Limitations And Caller Responsibilities

  • All json_set_*() configuration functions mutate process-global state. json_set_escape_slashes() is explicitly documented as not thread-safe, and the same practical restriction applies to allocator and serialization-format setters.
  • This library is not a resource governor. Callers should impose file-size, input-size, time, and memory limits around untrusted data.
  • File parsing APIs are not suitable for unbounded attacker-controlled files because the full file is loaded into memory first.
  • If your application requires strict whole-document validation, add an application-side wrapper that rejects trailing data. The public parse APIs intentionally stop after the first JSON value.
  • json_parse_string_with_comments() and json_parse_file_with_comments() accept a JSON superset. Use the strict parsers when comments must be rejected.
  • json_validate() is a structural compatibility helper, not JSON Schema. It permits extra object fields, and for arrays it validates every element against only the first schema element.
  • Dot-notation helpers are convenience APIs. Keys containing literal . bytes can be ambiguous or inaccessible through dotget and dotset paths.
  • The library does not zeroize freed memory. Parsed secrets remain in process memory until normal allocator reuse.
  • Custom allocators and custom number serialization callbacks must obey the contracts expected by the library.
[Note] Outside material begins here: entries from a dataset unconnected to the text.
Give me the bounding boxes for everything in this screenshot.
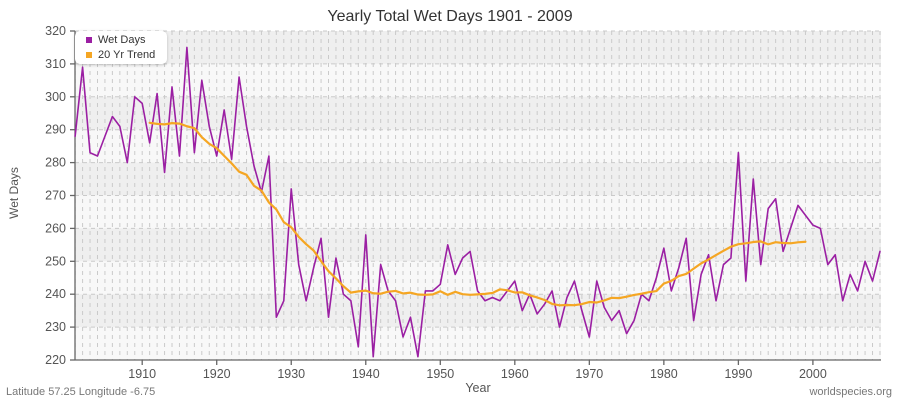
svg-text:1920: 1920: [203, 367, 231, 381]
svg-text:1930: 1930: [277, 367, 305, 381]
svg-text:310: 310: [45, 57, 66, 71]
svg-text:300: 300: [45, 90, 66, 104]
svg-text:1960: 1960: [501, 367, 529, 381]
svg-text:1980: 1980: [650, 367, 678, 381]
svg-text:320: 320: [45, 24, 66, 38]
svg-text:290: 290: [45, 123, 66, 137]
svg-text:240: 240: [45, 287, 66, 301]
svg-text:1940: 1940: [352, 367, 380, 381]
svg-text:250: 250: [45, 254, 66, 268]
svg-text:2000: 2000: [799, 367, 827, 381]
svg-text:1950: 1950: [426, 367, 454, 381]
svg-text:280: 280: [45, 156, 66, 170]
svg-text:1970: 1970: [575, 367, 603, 381]
svg-text:260: 260: [45, 221, 66, 235]
svg-text:230: 230: [45, 320, 66, 334]
svg-text:220: 220: [45, 353, 66, 367]
svg-text:1990: 1990: [724, 367, 752, 381]
svg-text:270: 270: [45, 189, 66, 203]
svg-text:1910: 1910: [128, 367, 156, 381]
Incorrect hooks can reintroduce memory safety bugs outside Parson's control.

Examples And Development Artifacts

  • examples/tests.c is the in-tree test harness, not a hardened application frontend.
  • examples/security_tests.c is the dedicated in-tree security regression target for hostile-input behavior and contract checks.
  • tests/*.txt are parser and serialization fixtures.
  • There is currently no dedicated fuzzing harness.

Verification

Current validation that exists in this repository:

  • zig build
  • zig build test
  • zig build test-collisions
  • zig build test-security
  • just build
  • just test
  • just test-collisions
  • just test-security

Additional validation that is reasonable for security-sensitive embedding:

  • Run debug builds or pass zig build -Dsanitize=full so Zig's C sanitization stays enabled.
  • Add fuzzing coverage for json_parse_string(), json_parse_string_with_comments(), json_parse_file(), and the serializer entry points.
  • Expand the security regression suite with adversarial custom allocator hooks and any application-specific whole-document parsing wrappers you add on top of the library.

Deployment Guidance

  • Treat every parsed value as untrusted until your application validates its semantics.
  • Prefer string-based parsing on already-bounded buffers when input size limits matter.
  • Apply external path controls before using file-based parse or serialize APIs.
  • Avoid mutating global serializer or allocator settings concurrently with other library calls.
  • Free every owned JSON_Value * with json_value_free() exactly once.
  • Free strings returned by json_serialize_to_string() and json_serialize_to_string_pretty() with json_free_serialized_string().